Daily Appreciation Is Key
The senior sensitivity training has been invaluable to her performance on the job, Morrison says. “It has laid the perfect foundation for helping me to understand how I can assist each member who calls. I wouldn’t have been able to do my job without it,” she notes.
While Mansfield sees the transfer of knowledge to new customer advocates as incredibly important in a complex industry like healthcare, she adds that leadership support of frontline staff is also key. “As contact center leaders, we need to make sure that we tell our people that we appreciate what they do every day,” she stresses. “They’re the ones taking these difficult calls, so it’s important to take the time to thank them for being here and for doing this job for us.”
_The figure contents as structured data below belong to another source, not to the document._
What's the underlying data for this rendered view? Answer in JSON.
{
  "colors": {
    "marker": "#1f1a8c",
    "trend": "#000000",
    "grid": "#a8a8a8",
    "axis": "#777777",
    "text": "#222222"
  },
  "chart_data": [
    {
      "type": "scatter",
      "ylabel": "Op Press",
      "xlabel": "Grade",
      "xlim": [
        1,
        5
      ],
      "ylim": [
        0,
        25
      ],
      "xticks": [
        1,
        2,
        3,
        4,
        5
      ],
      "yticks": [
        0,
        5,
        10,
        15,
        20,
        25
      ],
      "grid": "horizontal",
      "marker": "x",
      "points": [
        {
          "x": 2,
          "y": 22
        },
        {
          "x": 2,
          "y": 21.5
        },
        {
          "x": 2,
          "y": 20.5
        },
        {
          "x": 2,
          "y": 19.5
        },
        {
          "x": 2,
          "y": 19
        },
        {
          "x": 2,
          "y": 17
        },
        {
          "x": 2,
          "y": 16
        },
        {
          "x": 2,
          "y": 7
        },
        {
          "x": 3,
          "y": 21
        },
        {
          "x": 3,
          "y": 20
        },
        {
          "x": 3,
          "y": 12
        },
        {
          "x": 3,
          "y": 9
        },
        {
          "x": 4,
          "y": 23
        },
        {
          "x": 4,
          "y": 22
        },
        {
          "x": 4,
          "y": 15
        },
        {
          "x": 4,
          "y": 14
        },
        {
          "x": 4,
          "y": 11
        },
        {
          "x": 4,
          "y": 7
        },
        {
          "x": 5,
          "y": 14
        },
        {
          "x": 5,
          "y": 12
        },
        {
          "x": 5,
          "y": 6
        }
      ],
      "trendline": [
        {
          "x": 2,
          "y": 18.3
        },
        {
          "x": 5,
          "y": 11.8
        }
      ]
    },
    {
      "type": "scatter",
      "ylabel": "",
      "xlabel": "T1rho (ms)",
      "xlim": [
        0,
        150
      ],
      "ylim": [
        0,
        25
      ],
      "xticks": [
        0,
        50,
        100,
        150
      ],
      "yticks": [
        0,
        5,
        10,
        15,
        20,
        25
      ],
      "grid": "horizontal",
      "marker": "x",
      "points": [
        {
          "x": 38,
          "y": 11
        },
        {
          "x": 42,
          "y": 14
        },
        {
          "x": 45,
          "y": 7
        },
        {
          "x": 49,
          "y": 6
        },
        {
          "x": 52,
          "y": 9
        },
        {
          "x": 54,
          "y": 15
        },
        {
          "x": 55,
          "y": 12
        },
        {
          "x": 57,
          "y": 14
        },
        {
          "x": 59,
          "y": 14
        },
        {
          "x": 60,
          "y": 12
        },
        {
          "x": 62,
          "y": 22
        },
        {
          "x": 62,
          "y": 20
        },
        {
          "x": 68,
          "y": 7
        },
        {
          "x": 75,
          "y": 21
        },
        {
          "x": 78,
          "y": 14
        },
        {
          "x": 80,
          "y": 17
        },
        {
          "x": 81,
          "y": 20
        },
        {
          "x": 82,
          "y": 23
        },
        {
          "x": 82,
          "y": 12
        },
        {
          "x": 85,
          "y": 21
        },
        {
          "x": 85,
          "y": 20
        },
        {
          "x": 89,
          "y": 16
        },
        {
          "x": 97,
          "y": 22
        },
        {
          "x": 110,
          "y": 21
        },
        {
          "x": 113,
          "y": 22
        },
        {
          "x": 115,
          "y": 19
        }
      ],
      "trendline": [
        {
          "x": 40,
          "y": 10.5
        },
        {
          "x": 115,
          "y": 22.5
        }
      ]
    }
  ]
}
Supporting the frontline also means knowing when to lighten the mood and relieve the stress of the job. Mansfield will often surprise advocates by donning funny costumes and props like oversized glasses for a welcome emotional release. “Some of the stories that they hear are heart-wrenching and I’ll see tears in their eyes as they’re talking to members. It’s very difficult at times,” she says, adding that: “They are champions. They champion what we do every day for the members.”